Frederick Chapman Robbins (August 25, 1916 – August 4, 2003) was an American pediatrician and virologist. He was born in Auburn, Alabama, and grew up in Columbia, Missouri, attending David H. Hickman High School.

He received the Nobel Prize in Physiology or Medicine in 1954 along with John Franklin Enders and Thomas Huckle Weller, making Robbins the only Nobel laureate born in Alabama. The award was for breakthrough work in isolating and growing the poliovirus in tissue culture, paving the way for vaccines developed by Jonas Salk and Albert Sabin. He attended the University of Missouri and Harvard University.

In 1952, he was appointed professor of pediatrics at Case Western Reserve University. Robbins was elected a fellow of the American Academy of Arts and Sciences in 1962. From 1966 to 1980, Robbins was dean of the School of Medicine at Case Western.
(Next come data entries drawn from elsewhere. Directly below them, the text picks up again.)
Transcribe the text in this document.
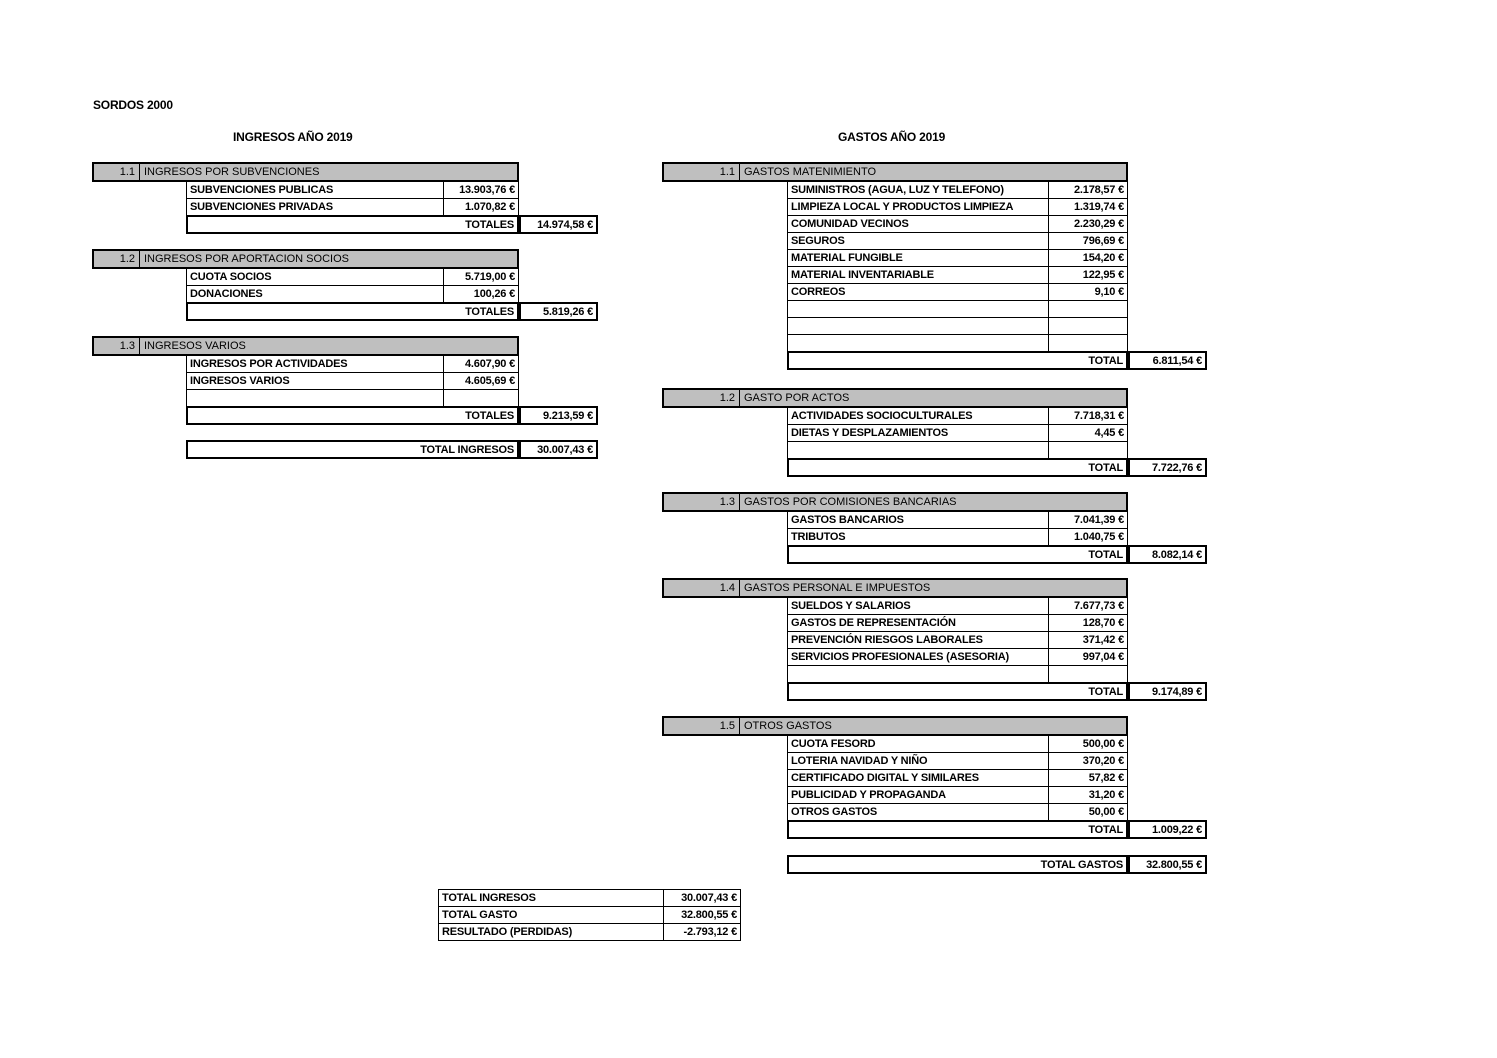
SORDOS 2000
INGRESOS AÑO 2019	GASTOS AÑO 2019
1.1 INGRESOS POR SUBVENCIONES
SUBVENCIONES PUBLICAS	13.903,76 €
SUBVENCIONES PRIVADAS	1.070,82 €
TOTALES	14.974,58 €
1.2 INGRESOS POR APORTACION SOCIOS
CUOTA SOCIOS	5.719,00 €
DONACIONES	100,26 €
TOTALES	5.819,26 €
1.3 INGRESOS VARIOS
INGRESOS POR ACTIVIDADES	4.607,90 €
INGRESOS VARIOS	4.605,69 €
TOTALES	9.213,59 €
TOTAL INGRESOS	30.007,43 €
1.1 GASTOS MATENIMIENTO
SUMINISTROS (AGUA, LUZ Y TELEFONO)	2.178,57 €
LIMPIEZA LOCAL Y PRODUCTOS LIMPIEZA	1.319,74 €
COMUNIDAD VECINOS	2.230,29 €
SEGUROS	796,69 €
MATERIAL FUNGIBLE	154,20 €
MATERIAL INVENTARIABLE	122,95 €
CORREOS	9,10 €
TOTAL	6.811,54 €
1.2 GASTO POR ACTOS
ACTIVIDADES SOCIOCULTURALES	7.718,31 €
DIETAS Y DESPLAZAMIENTOS	4,45 €
TOTAL	7.722,76 €
1.3 GASTOS POR COMISIONES BANCARIAS
GASTOS BANCARIOS	7.041,39 €
TRIBUTOS	1.040,75 €
TOTAL	8.082,14 €
1.4 GASTOS PERSONAL E IMPUESTOS
SUELDOS Y SALARIOS	7.677,73 €
GASTOS DE REPRESENTACIÓN	128,70 €
PREVENCIÓN RIESGOS LABORALES	371,42 €
SERVICIOS PROFESIONALES (ASESORIA)	997,04 €
TOTAL	9.174,89 €
1.5 OTROS GASTOS
CUOTA FESORD	500,00 €
LOTERIA NAVIDAD Y NIÑO	370,20 €
CERTIFICADO DIGITAL Y SIMILARES	57,82 €
PUBLICIDAD Y PROPAGANDA	31,20 €
OTROS GASTOS	50,00 €
TOTAL	1.009,22 €
TOTAL GASTOS	32.800,55 €
TOTAL INGRESOS	30.007,43 €
TOTAL GASTO	32.800,55 €
RESULTADO (PERDIDAS)	-2.793,12 €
He was elected to the American Philosophical Society in 1972. In 1980, he assumed the presidency of the National Academy of Sciences' Institute of Medicine. He had been a member of the National Academy of Sciences since 1972. Five years later, in 1985, Robbins returned to Case Western Reserve as dean emeritus and distinguished university professor emeritus. He continued to be a fixture at the medical school until his death in 2003. The medical school's Frederick C. Robbins Society is named in his honor. His wife, Alice N. Robbins, died in 2016. She was the daughter of Nobel laureate John Howard Northrop.

Robbins received the Benjamin Franklin Medal for Distinguished Achievement in the Sciences of the American Philosophical Society in 1999.